Updated On: 08 April, 2022 07:30 AM IST | Mumbai | Rosalyn D`mello
I wonder what it might have been like to grow up in a world where it is normal to see actors with dark skin dominate screen time

Bridgerton’s Kate Sharma, played by Simone Ashley, is feisty, sharp-witted, strong and athletic, besides being brazenly beautiful
Some days ago a photographer I know posted a picture of Simone Ashley on his FB page with an accompanying observation, “Kate from Bridgerton… reminds me a wee bit of our Rosalyn… now mothering in Italy… what say?” Of course I was flattered. Ashley is ravishingly beautiful. I loved her performance in Sex Education and had recently finished watching Bridgerton. But the only real resemblance we have, if I’m being honest, is our shared skin complexion, though I am possibly darker than she. The comment reminded me of innumerable incidents through my childhood, adolescence, youth, and adulthood, when, during travel, I would receive comments from people about how I looked either like Nandita Sen or Bipasha Basu, two actresses with whom I bear zero resemblance. I never know how to react when I’m paid such ‘compliments’, because they don’t really feel like compliments, because I am aware of the underlying colourist attitude that marks them. The unspoken bottom line is, quite simply, that Indians are neither eager nor accustomed to seeing dark-skinned women on screen, or occupying space in any way. Telling me I look like either of the three actresses they know is the equivalent of suggesting that Deepika Padukone looks like Katrina Kaif. It’s both absurd and betrays the uniqueness of each of their features.

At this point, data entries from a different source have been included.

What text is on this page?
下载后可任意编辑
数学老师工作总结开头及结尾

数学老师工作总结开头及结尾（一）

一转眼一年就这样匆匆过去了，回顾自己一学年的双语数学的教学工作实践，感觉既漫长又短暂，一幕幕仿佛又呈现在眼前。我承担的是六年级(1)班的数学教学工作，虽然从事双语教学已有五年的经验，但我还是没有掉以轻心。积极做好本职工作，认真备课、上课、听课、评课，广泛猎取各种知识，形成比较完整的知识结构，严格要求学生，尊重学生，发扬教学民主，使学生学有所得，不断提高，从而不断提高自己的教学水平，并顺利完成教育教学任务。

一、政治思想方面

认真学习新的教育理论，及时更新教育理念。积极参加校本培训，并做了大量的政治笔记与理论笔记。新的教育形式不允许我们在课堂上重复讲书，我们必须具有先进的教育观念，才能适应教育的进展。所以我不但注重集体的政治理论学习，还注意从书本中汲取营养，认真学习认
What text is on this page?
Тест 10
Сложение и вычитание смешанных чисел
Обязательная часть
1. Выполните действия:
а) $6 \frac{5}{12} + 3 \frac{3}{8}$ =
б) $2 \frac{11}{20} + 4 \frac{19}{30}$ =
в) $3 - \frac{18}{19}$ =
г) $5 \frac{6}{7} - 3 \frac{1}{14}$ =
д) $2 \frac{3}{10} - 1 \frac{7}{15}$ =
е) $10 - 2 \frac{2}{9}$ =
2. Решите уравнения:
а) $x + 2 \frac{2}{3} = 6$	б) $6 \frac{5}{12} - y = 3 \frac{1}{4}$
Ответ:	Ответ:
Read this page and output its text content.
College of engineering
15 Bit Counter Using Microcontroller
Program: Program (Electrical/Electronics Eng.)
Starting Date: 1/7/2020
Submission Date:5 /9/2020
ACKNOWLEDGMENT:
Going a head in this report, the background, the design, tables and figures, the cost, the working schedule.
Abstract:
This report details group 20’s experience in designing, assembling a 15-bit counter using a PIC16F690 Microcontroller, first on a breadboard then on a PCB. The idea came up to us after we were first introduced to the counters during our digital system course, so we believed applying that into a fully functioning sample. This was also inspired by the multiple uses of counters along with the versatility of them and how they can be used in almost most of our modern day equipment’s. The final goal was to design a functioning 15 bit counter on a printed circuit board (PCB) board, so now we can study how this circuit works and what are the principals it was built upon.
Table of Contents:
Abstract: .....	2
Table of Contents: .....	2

The other reason these comments are difficult to digest is because they trigger in me the memory of other such observations, how I was told time and again that even though I was dark, I had good features, like it was a compensation of sorts, or that I had lovely eyes which distracted from the unfortunate colour of my skin. This was of course better than the all-out insults hurled at me on a daily basis by strangers, especially on the street. I resented how my complexion was always a talking point among acquaintances, relatives, and other random people, because it made me feel not only undesirable but unworthy of being loved; and I always felt I had to compensate for my appearance by being a people pleaser. It has taken me years to disentangle my presumed kindness, sift through my behavioural patterns to understand whether it was genuine or programmed, or a way of manipulating people into tolerating me.